For now the magazine and its staff are safe, but the organization still faces two hurdles. First, Harman's age: It's wonderful to be bought by someone who doesn't care if you lose money, but that makes your future all the more unclear in the event that he dies and someone else who actually cares about making money takes over. (Sadly, most people do care about making money, and also sadly, at 91 Harman is substantially closer to death than he is to, say, birth.)
Second, Newsweek's formerly steadfast leader Jon Meacham, who refashioned the magazine firmly in his own image, is leaving.
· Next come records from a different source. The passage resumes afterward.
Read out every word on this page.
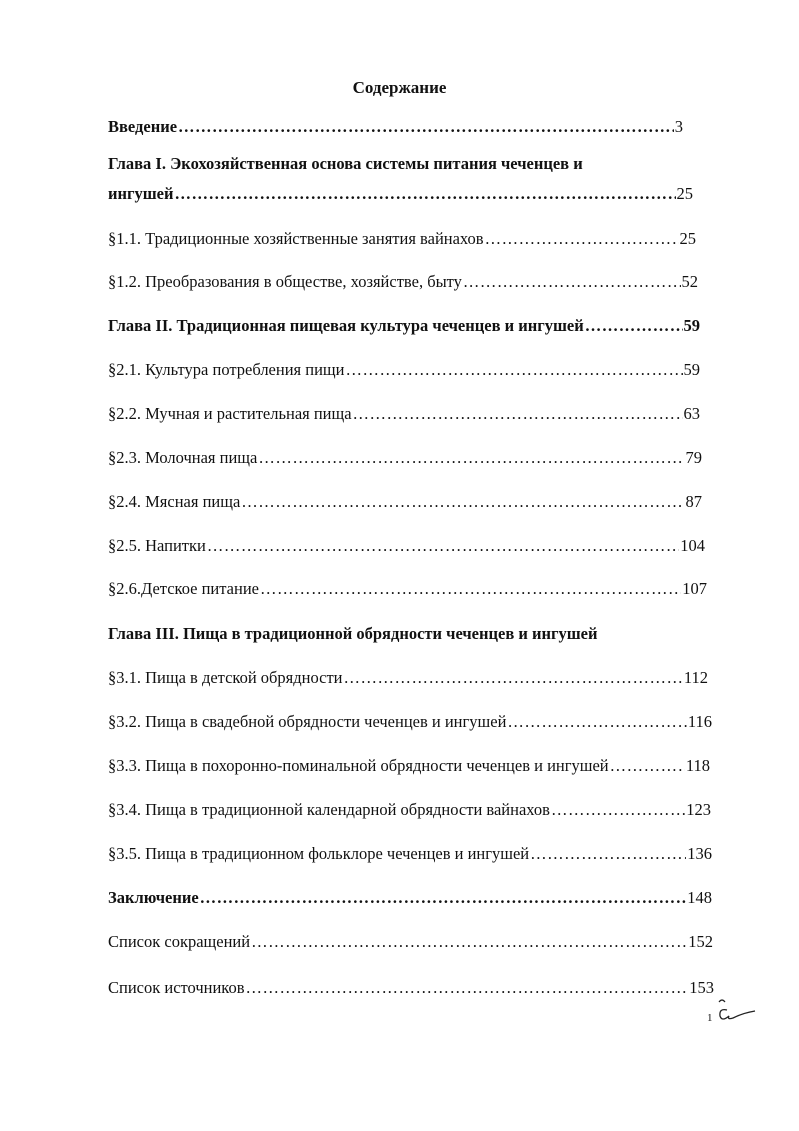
Содержание
Введение ……………………………………………………………………………………………………………………………………………………………………………	3
Глава I. Экохозяйственная основа системы питания чеченцев и
ингушей ……………………………………………………………………………………………………………………………………………………………………………	25
§1.1. Традиционные хозяйственные занятия вайнахов ……………………………………………………………………………………………………………………………………………………………………………	25
§1.2. Преобразования в обществе, хозяйстве, быту ……………………………………………………………………………………………………………………………………………………………………………	52
Глава II. Традиционная пищевая культура чеченцев и ингушей ……………………………………………………………………………………………………………………………………………………………………………	59
§2.1. Культура потребления пищи ……………………………………………………………………………………………………………………………………………………………………………	59
§2.2. Мучная и растительная пища ……………………………………………………………………………………………………………………………………………………………………………	63
§2.3. Молочная пища ……………………………………………………………………………………………………………………………………………………………………………	79
§2.4. Мясная пища ……………………………………………………………………………………………………………………………………………………………………………	87
§2.5. Напитки ……………………………………………………………………………………………………………………………………………………………………………	104
§2.6.Детское питание ……………………………………………………………………………………………………………………………………………………………………………	107
Глава III. Пища в традиционной обрядности чеченцев и ингушей
§3.1. Пища в детской обрядности ……………………………………………………………………………………………………………………………………………………………………………	112
§3.2. Пища в свадебной обрядности чеченцев и ингушей ……………………………………………………………………………………………………………………………………………………………………………	116
§3.3. Пища в похоронно-поминальной обрядности чеченцев и ингушей ……………………………………………………………………………………………………………………………………………………………………………	118
§3.4. Пища в традиционной календарной обрядности вайнахов ……………………………………………………………………………………………………………………………………………………………………………	123
§3.5. Пища в традиционном фольклоре чеченцев и ингушей ……………………………………………………………………………………………………………………………………………………………………………	136
Заключение ……………………………………………………………………………………………………………………………………………………………………………	148
Список сокращений ……………………………………………………………………………………………………………………………………………………………………………	152
Список источников ……………………………………………………………………………………………………………………………………………………………………………	153
1
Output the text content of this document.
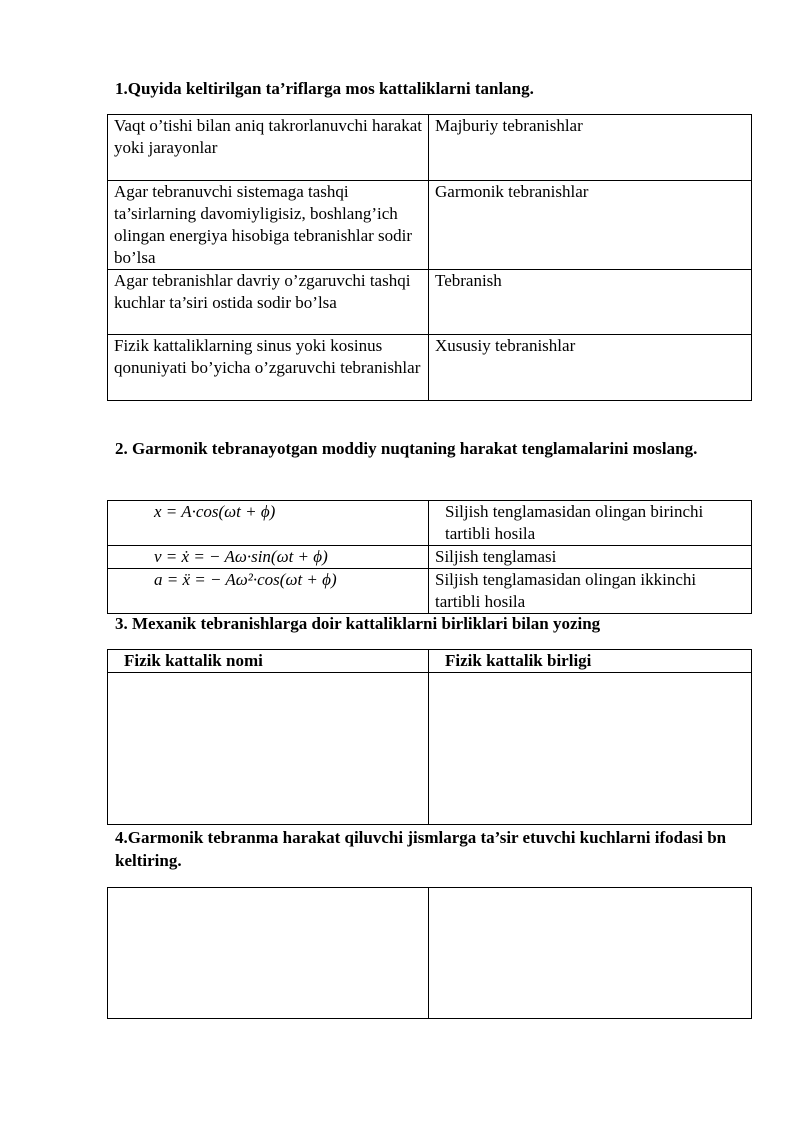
1.Quyida keltirilgan ta’riflarga mos kattaliklarni tanlang.
Vaqt o’tishi bilan aniq takrorlanuvchi harakat yoki jarayonlar	Majburiy tebranishlar
Agar tebranuvchi sistemaga tashqi ta’sirlarning davomiyligisiz, boshlang’ich olingan energiya hisobiga tebranishlar sodir bo’lsa	Garmonik tebranishlar
Agar tebranishlar davriy o’zgaruvchi tashqi kuchlar ta’siri ostida sodir bo’lsa	Tebranish
Fizik kattaliklarning sinus yoki kosinus qonuniyati bo’yicha o’zgaruvchi tebranishlar	Xususiy tebranishlar
2. Garmonik tebranayotgan moddiy nuqtaning harakat tenglamalarini moslang.
x = A·cos(ωt + ϕ)	Siljish tenglamasidan olingan birinchi tartibli hosila
v = ẋ = − Aω·sin(ωt + ϕ)	Siljish tenglamasi
a = ẍ = − Aω²·cos(ωt + ϕ)	Siljish tenglamasidan olingan ikkinchi tartibli hosila
3. Mexanik tebranishlarga doir kattaliklarni birliklari bilan yozing
Fizik kattalik nomi	Fizik kattalik birligi

4.Garmonik tebranma harakat qiluvchi jismlarga ta’sir etuvchi kuchlarni ifodasi bn keltiring.
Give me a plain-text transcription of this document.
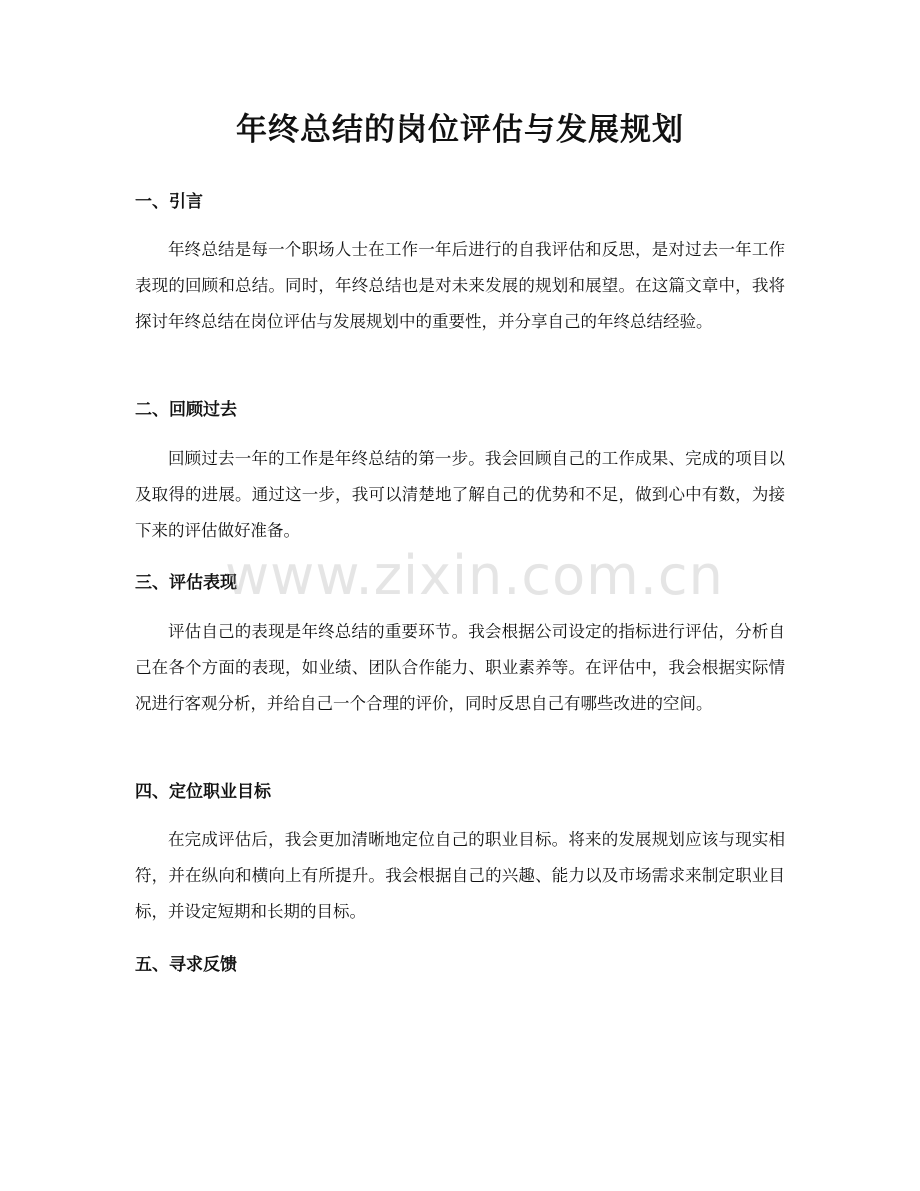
年终总结的岗位评估与发展规划
一、引言

年终总结是每一个职场人士在工作一年后进行的自我评估和反思，是对过去一年工作表现的回顾和总结。同时，年终总结也是对未来发展的规划和展望。在这篇文章中，我将探讨年终总结在岗位评估与发展规划中的重要性，并分享自己的年终总结经验。

二、回顾过去

回顾过去一年的工作是年终总结的第一步。我会回顾自己的工作成果、完成的项目以及取得的进展。通过这一步，我可以清楚地了解自己的优势和不足，做到心中有数，为接下来的评估做好准备。

三、评估表现

评估自己的表现是年终总结的重要环节。我会根据公司设定的指标进行评估，分析自己在各个方面的表现，如业绩、团队合作能力、职业素养等。在评估中，我会根据实际情况进行客观分析，并给自己一个合理的评价，同时反思自己有哪些改进的空间。

四、定位职业目标

在完成评估后，我会更加清晰地定位自己的职业目标。将来的发展规划应该与现实相符，并在纵向和横向上有所提升。我会根据自己的兴趣、能力以及市场需求来制定职业目标，并设定短期和长期的目标。

五、寻求反馈
www.zixin.com.cn
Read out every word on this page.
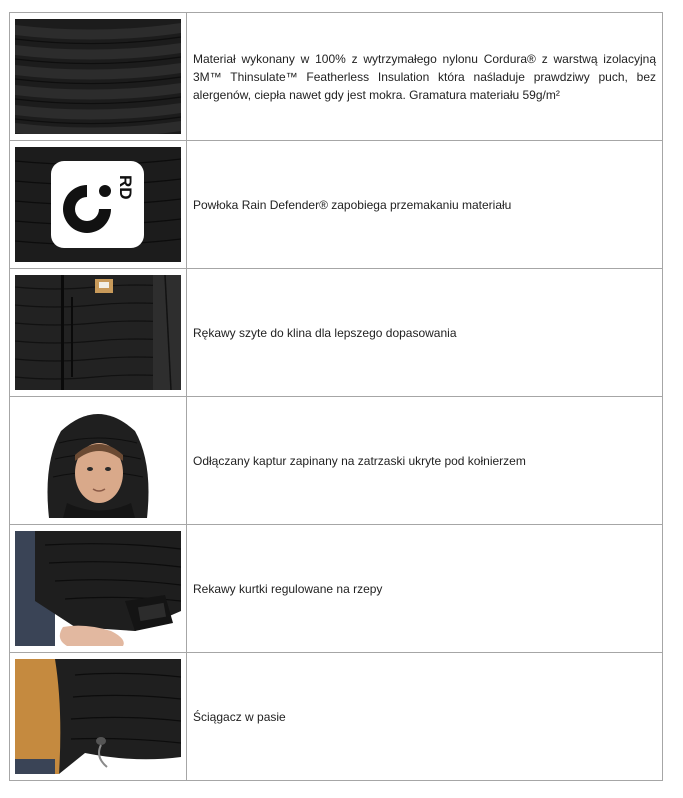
	Materiał wykonany w 100% z wytrzymałego nylonu Cordura® z warstwą izolacyjną 3M™ Thinsulate™ Featherless Insulation która naśladuje prawdziwy puch, bez alergenów, ciepła nawet gdy jest mokra. Gramatura materiału 59g/m²

RD	Powłoka Rain Defender® zapobiega przemakaniu materiału

	Rękawy szyte do klina dla lepszego dopasowania

	Odłączany kaptur zapinany na zatrzaski ukryte pod kołnierzem

	Rekawy kurtki regulowane na rzepy

	Ściągacz w pasie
In the Post this morning, Keith Kelly rattles off some potential replacements for the presidential historian and Pulitzer Prize winner.
With Meacham gone, the most logical inside candidate to be the public editorial face is Newsweek International editor Fareed Zakaria. Sources say it is not clear that Zakaria would want to tackle the task of trying to right the listing ship and stem the exodus of top-level talent from the magazine. If Zakaria passes and Harman stays inside for a replacement, sources say that Mark Miller, the editorial director of Newsweek and editor of newsweek.com, who is said to be close to Meacham, is believed to be the odds-on favorite.
Outside candidates include celebrity editors such as:
* Walter Isaacson, a best-selling author, ex-head of CNN and former top editor of Time magazine, who is now running the Aspen Institute.
* Tina Brown, a best-selling Princess Diana author; former editor of Talk, Vanity Fair and The New Yorker; now atop the Barry Diller-financed Daily Beast e-zine.
Neither has indicated any interest so far in leaving their current posts.
Also, Jacob Weisberg, the editor-in-chief of the Washington Post-owned Slate, has also been mentioned.
Zakaria is a natural bet, though Kelly's reservations as to whether he'd want the responsibility seem spot-on. Brown and Isaacson seem like long shots, both because their magazine eras seem to be firmly behind them. Miller, who was extremely close with Meacham, would be a good choice in terms of continuity. And Weisberg, whose Slate Group outlasted Newsweek at the WPC (with partial exceptions), is always on the top of these sorts of lists. There's also Bloomberg Businessweek's Hugo Lindgren, recently dethroned New York Times Magazine editor Gerry Marzorati, and Peter Kaplan of Condé Nast Traveler and formerly the Observer, among many others. The fact that the Times Magazine is simultaneously searching for a top editor will likely complicate things for the struggling Newsweek — for example, Atlantic editor James Bennet, if he is itching to leave his post, is more likely to head for the solid ground at the Times.